The U.S. supreme court ended four years of litigation by recently rejecting an appeal by the district, leaving the previous federal ruling unchanged, reported the Associated Press. The claim that the bracelets were "plainly lewd" was not substantiated by federal judges, and they found the bracelet to have caused no harm. The suit was filed in 2010 when two middle school girls were suspended for a day and a half for refusing the principal's order to take the bracelets off. The girls were also prohibited from attending a school dance.
First amendment rights were violated
The Keep a Breast Foundation distributed the bracelets on school premises. After the girls were suspended, the ACLU intervened and argued that the punishments were in violation of the free speech rights of the two middle school girls under the constitution.
Attorney for the ACLU, Mary Catherine Roper, represented the two bracelet-wearing teens, arguing that the word "boobies" is harmless. She made a statement in which the school district was chastised for being small-minded, reported the Journal Sentinel.
"The school district has this fixation that boys can't handle anything… The school district attorney talks about this boiling cauldron of hormones that happens to be in seventh and eighth grade," Roper said to The Daily Caller.

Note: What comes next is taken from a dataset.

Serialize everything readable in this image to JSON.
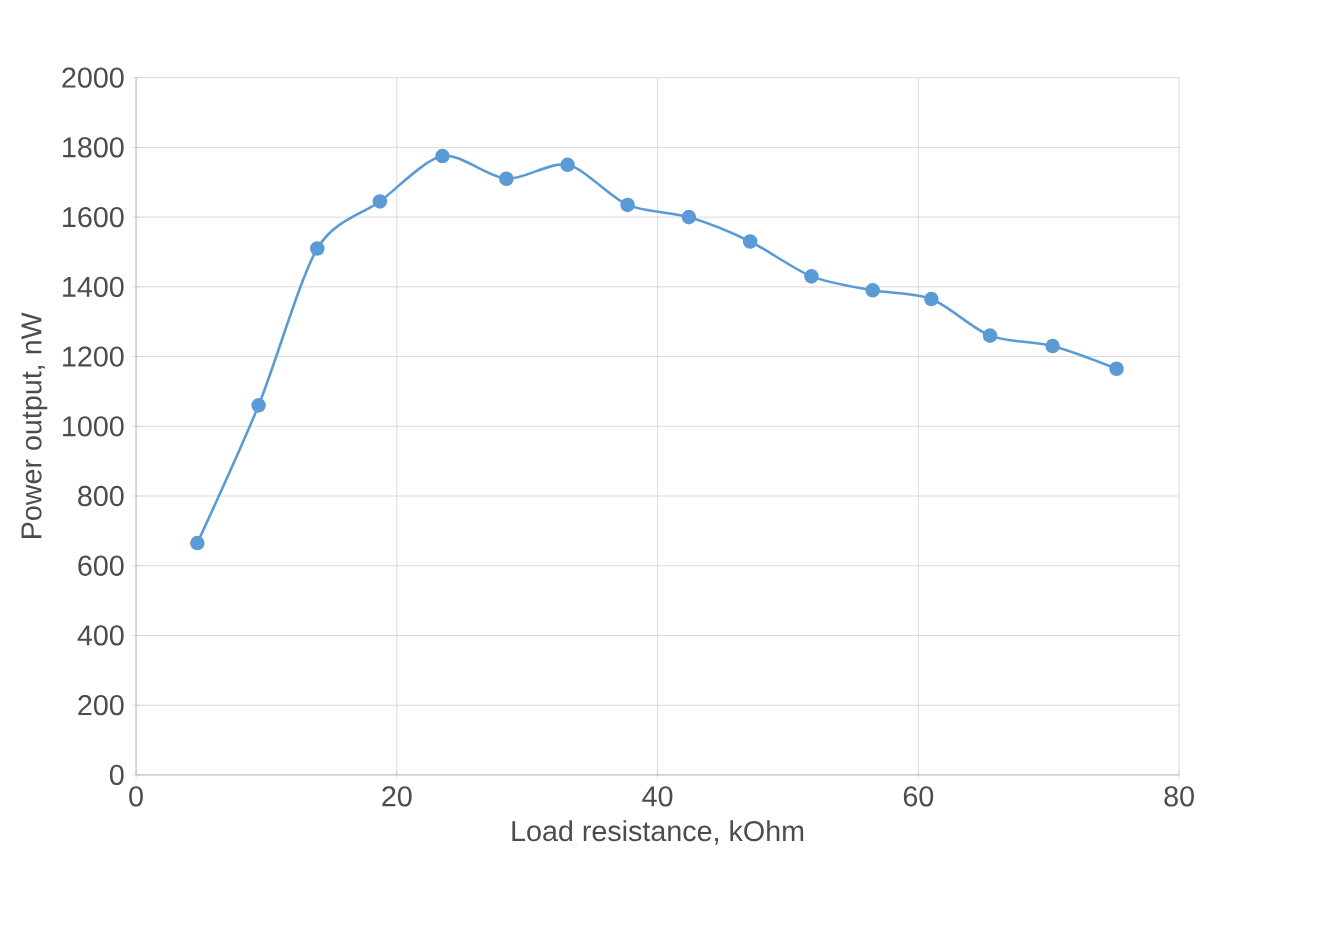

The Easton school district lost two times – in district court and an appeal with the third circuit. Easton area solicitor John Freund tried taking the case to the Supreme Court, but he did not receive any exceptional consideration to previous rulings.
The settlement reached will require the Easton area school district to pay the amount in three installments over the next year, the news source added.
The fact that this case went to court in the first place clearly demonstrates that some people do not understand the implications of the first amendment. If a bracelet appears to be lewd or inappropriate, but does not cause any actual harm, then it is protected by constitutional law. It should have been clear to the Easton school district that those two middle school girls had done nothing wrong, and in this case, were simply promoting breast cancer awareness.